Jednak pewnego piątku zakaz zaglądania do pokoju Meluzyny, bo tak miała na imię, został złamany. Kto się tego dopuścił? W jednych opowieściach uczynił to własny mąż Meluzyny, w innych nieżyczliwa Meluzynie matka męża. Nie darmo mówiono: Matka mężowa – głowa wężowa! Nieważne, co było przyczyną takiego postępku, zazdrość czy też nieżyczliwość, ale tajemnica się wydała i rybak zobaczył, że jego ukochana ma postać pół kobiety – pół ryby! Zaszumiało wtenczas po kątach, silny podmuch wiatru porwał Meluzynę z izby i nosi ją po świecie do dziś! Tak przynajmniej twierdzili autorzy opowieści. Należałoby zapytać, kim tak naprawdę była owa Meluzyna. I tu też opowiadający nie są zgodni, bo jedni uważają ją za córkę boga wiatrów, a inni za dziecko bliżej nieokreślonego boga wody.

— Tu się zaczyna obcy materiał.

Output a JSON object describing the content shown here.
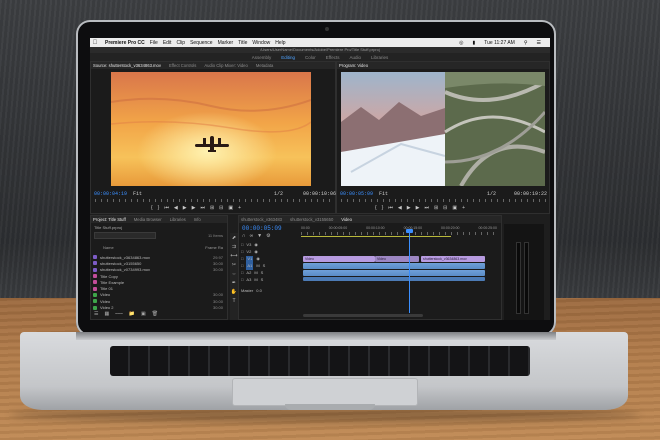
{
  "app": {
    "name": "Premiere Pro CC",
    "menu": [
      "File",
      "Edit",
      "Clip",
      "Sequence",
      "Marker",
      "Title",
      "Window",
      "Help"
    ],
    "clock": "Tue 11:27 AM",
    "path": "/Users/UserName/Documents/Adobe/Premiere Pro/Title Stuff.prproj",
    "workspaces": [
      "Assembly",
      "Editing",
      "Color",
      "Effects",
      "Audio",
      "Libraries"
    ],
    "active_workspace": "Editing"
  },
  "source_monitor": {
    "tabs": [
      "Source: shutterstock_v3634863.mov",
      "Effect Controls",
      "Audio Clip Mixer: Video",
      "Metadata"
    ],
    "timecode_in": "00:00:04:19",
    "fit": "Fit",
    "resolution": "1/2",
    "timecode_out": "00:00:10:06"
  },
  "program_monitor": {
    "tabs": [
      "Program: Video"
    ],
    "timecode_in": "00:00:05:09",
    "fit": "Fit",
    "resolution": "1/2",
    "timecode_out": "00:00:19:22"
  },
  "project_panel": {
    "tabs": [
      "Project: Title Stuff",
      "Media Browser",
      "Libraries",
      "Info"
    ],
    "file": "Title Stuff.prproj",
    "count": "11 Items",
    "col_name": "Name",
    "col_rate": "Frame Ra",
    "items": [
      {
        "name": "shutterstock_v3634863.mov",
        "rate": "29.97",
        "color": "#7d5cc6"
      },
      {
        "name": "shutterstock_v3155650",
        "rate": "30.00",
        "color": "#7d5cc6"
      },
      {
        "name": "shutterstock_v0734993.mov",
        "rate": "30.00",
        "color": "#7d5cc6"
      },
      {
        "name": "Title Copy",
        "rate": "",
        "color": "#c24d9a"
      },
      {
        "name": "Title Example",
        "rate": "",
        "color": "#c24d9a"
      },
      {
        "name": "Title 01",
        "rate": "",
        "color": "#c24d9a"
      },
      {
        "name": "Video",
        "rate": "30.00",
        "color": "#3ea54a"
      },
      {
        "name": "Video",
        "rate": "30.00",
        "color": "#3ea54a"
      },
      {
        "name": "Video 2",
        "rate": "30.00",
        "color": "#3ea54a"
      }
    ]
  },
  "timeline": {
    "tabs": [
      "shutterstock_v363483",
      "shutterstock_v3155650",
      "Video"
    ],
    "timecode": "00:00:05:09",
    "ruler": [
      "00:00",
      "00:00:05:00",
      "00:00:10:00",
      "00:00:15:00",
      "00:00:20:00",
      "00:00:25:00"
    ],
    "track_labels": [
      "V3",
      "V2",
      "V1",
      "A1",
      "A2",
      "A3",
      "Master"
    ],
    "clip_labels": [
      "Video",
      "Video",
      "Video",
      "shutterstock_v3634863.mov"
    ],
    "master_value": "0.0"
  }
}
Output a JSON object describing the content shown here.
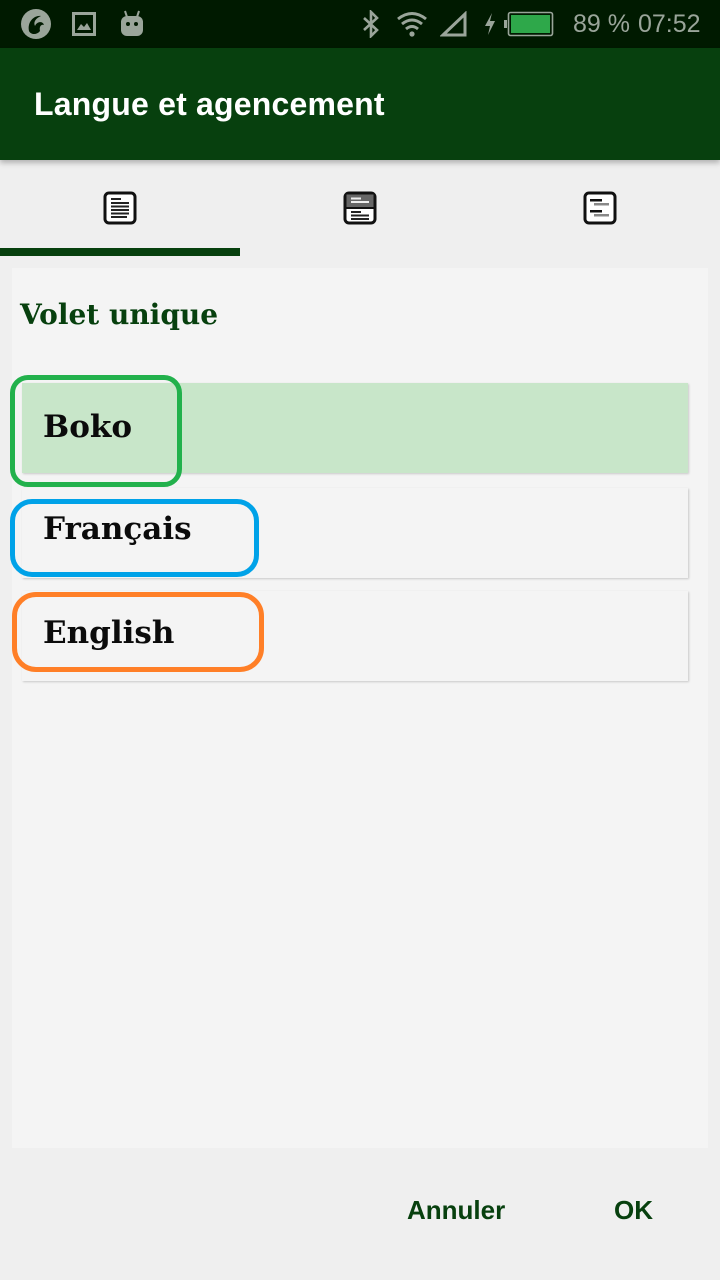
{
  "status_bar": {
    "left_icons": [
      "app-logo-icon",
      "image-icon",
      "android-icon"
    ],
    "right_icons": [
      "bluetooth-icon",
      "wifi-icon",
      "cell-signal-icon",
      "charging-icon",
      "battery-icon"
    ],
    "battery_percent": "89 %",
    "battery_level": 0.89,
    "time": "07:52"
  },
  "app_bar": {
    "title": "Langue et agencement"
  },
  "tabs": [
    {
      "icon": "single-pane-icon",
      "selected": true
    },
    {
      "icon": "two-pane-icon",
      "selected": false
    },
    {
      "icon": "interlinear-icon",
      "selected": false
    }
  ],
  "content": {
    "section_title": "Volet unique",
    "languages": [
      {
        "label": "Boko",
        "selected": true
      },
      {
        "label": "Français",
        "selected": false
      },
      {
        "label": "English",
        "selected": false
      }
    ]
  },
  "highlights": {
    "colors": [
      "#22b14c",
      "#00a2e8",
      "#ff7f27"
    ]
  },
  "colors": {
    "primary": "#07400e",
    "selected_bg": "#c8e6c9",
    "status_bar_bg": "#001a00",
    "battery_fill": "#2ea84a"
  },
  "dialog": {
    "cancel_label": "Annuler",
    "ok_label": "OK"
  }
}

Wyobraźcie sobie, drodzy Czytelnicy, że istnieją nawet portrety wietrznicy Meluzyny, choć niewiele z nich zachowało się do dzisiejszych czasów. Na przełomie XVII i XVIII wieku panowała moda na wiszące świeczniki, które nazywano meluzynami. W kulturze mieszczańskiej przetrwała ona cały wiek XIX. Świeczniki miały postać kobiecą z rozłożonymi rękami. Na plecach miała ona poroże jelenia, do którego były przymocowane podstawki pod świece. Świecznik taki był umieszczony wysoko pod sufitem, więc kobieca postać sprawiała wrażenie, jakby fruwała. Meluzyny, na których znalazłaby się także postać mężczyzny, należały do rzadkości.

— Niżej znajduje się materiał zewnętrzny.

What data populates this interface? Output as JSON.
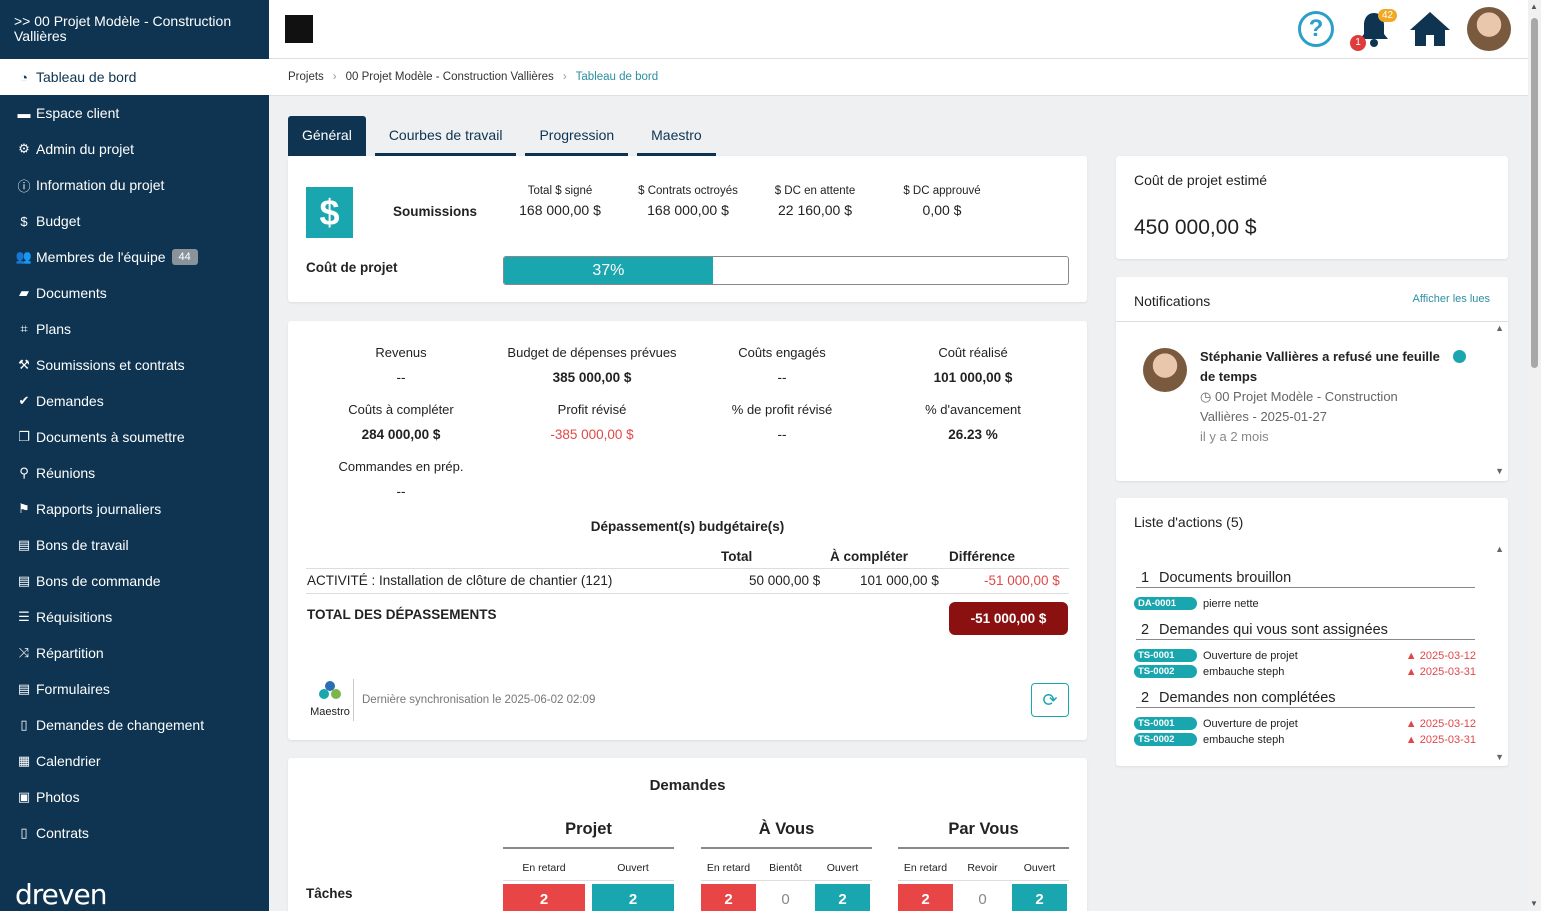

Zdarzały się też jednak świeczniki meluzyny przedstawiające głowę jelenia. Często umieszczano je w kościołach. Pełniły rolę higrometru i przepowiadały pogodę. Podobno w podtrzymujące je liny były wplecione włosy kobiece, ale być może skrywały też inne tajemnice. Takie świeczniki z postacią kobiety i mężczyzny widziałam ponad 50 lat temu w Żorach u pewnych starszych państwa, którzy nazywali je babą i chłopem, co się jednak z nimi stało po śmierci właścicieli, nie mam nawet bladego pojęcia.

 

 

Wątek z francuskiego romansu
Meluzyna to wedle Wikipedii kobieca postać z legend i folkloru. Według jednej z najbardziej znanych literackich wersji, spisanej w latach 1387-1393 przez Jehana czy Jeana d`Arras, dworzanina księcia Jana de Berry, była to czarodziejka. Gdy wyszła za mąż, kazała przysiąc małżonkowi, że nigdy nie będzie próbował zobaczyć jej w sobotę, inaczej na jego ród spadnie nieszczęście. Mąż nie dotrzymał obietnicy i zajrzał do łazienki w sobotę, kiedy Meluzyna brała kąpiel. Zobaczył, że od pasa w dół jej ciało miało formę wężowego ogona. Przerażony milczał, ale do czasu, gdy odkrycie tajemnicy ściągnęło na rodzinę nieszczęścia w postaci waśni. Wtedy zaczął robić żonie wyrzuty. Urażona Meluzyna rzuciła się z okna, a w powietrzu zamieniła się w skrzydlatego węża. Meluzynę i jej męża uznawano za założycieli rodu Lusignan.
Nasza opowieść była zatem przeróbką starego francuskiego romansu rycerskiego o protoplastce rodu de Lusignan. Książeczki o tej i podobnej treści można było nabyć w latach 40. XIX wieku na straganach odpustowych.